Maybe someone part of the SVIP cohort wants to chime in on how they mapped the credential to wallet display UI, and how they might handle any unrecognized credentials if at all?

On Mon, Jun 8, 2020, at 12:44 PM, Jeremy Townson wrote:
> I have a question for the group about displaying credentials to humans. Credentials, being JSON, are machine readable, okay, but when the machine is told to display the credential on screen, what does the machine do?
>
> Does this matter? It would appear so.. A holder may wish to make a visual check of a credential he holds. An issuer may wish their credentials to display their logo, etc. In fact, one can imagine it being useful to display virtually any credential, except possibly login credentials and that kind of thing.
>
> Since credentials have emerged from linked data on the web, one idea would be to continue to do what the web does generally and have a web page render a credential.

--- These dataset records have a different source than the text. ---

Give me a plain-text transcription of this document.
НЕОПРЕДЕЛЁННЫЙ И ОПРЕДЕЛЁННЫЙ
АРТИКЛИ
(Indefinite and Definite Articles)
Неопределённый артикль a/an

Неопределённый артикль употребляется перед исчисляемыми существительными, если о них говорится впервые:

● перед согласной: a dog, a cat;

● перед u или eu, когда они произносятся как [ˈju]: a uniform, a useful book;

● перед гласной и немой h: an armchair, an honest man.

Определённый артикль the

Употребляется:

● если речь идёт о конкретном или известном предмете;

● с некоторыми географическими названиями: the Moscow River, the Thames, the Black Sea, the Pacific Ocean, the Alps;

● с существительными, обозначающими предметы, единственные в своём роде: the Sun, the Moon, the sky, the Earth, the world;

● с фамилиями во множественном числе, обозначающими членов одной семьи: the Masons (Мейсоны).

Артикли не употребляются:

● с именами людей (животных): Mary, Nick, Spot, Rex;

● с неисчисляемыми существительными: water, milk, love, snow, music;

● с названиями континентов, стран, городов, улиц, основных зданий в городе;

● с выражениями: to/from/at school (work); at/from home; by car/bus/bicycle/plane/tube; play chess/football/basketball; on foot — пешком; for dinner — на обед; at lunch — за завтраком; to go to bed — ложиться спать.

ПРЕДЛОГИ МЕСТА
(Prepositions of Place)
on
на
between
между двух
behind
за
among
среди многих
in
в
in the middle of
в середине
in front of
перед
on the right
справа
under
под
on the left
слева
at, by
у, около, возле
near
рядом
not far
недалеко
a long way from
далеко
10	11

But the integrity of that web page and of the credential are guaranteed in different ways. How then would the view and the credential be tied to the same issuer?
>
> It seems you could address this question in two ways. One would be to embed the view data into the credential itself. For example, a credential could contain a field like "view": "*some mime message or whatever*". Another would be to use a content-addressable link, such as a hashlink, where the content contains the same info.
>
> The problem here is neither of those approaches are standard in the data model. Seemingly, it would be useful if they were standard because an arbitrary wallet, given an arbitrary credential would know how to display it.
>
> So finally, my question. What ways are people using to display credentials, are they robust and is there any best approach that might be worthy enough to standardise?
>
> Many thanks,
> Jeremy Townson
>
> ps: I've enjoyed watching the CG list file through my inbox. It seems a very coherent group, which hopefully gives as good a chance of success in this world.
>
> pps: To introduce myself, I have been working on a Scala implementation of the VC data model.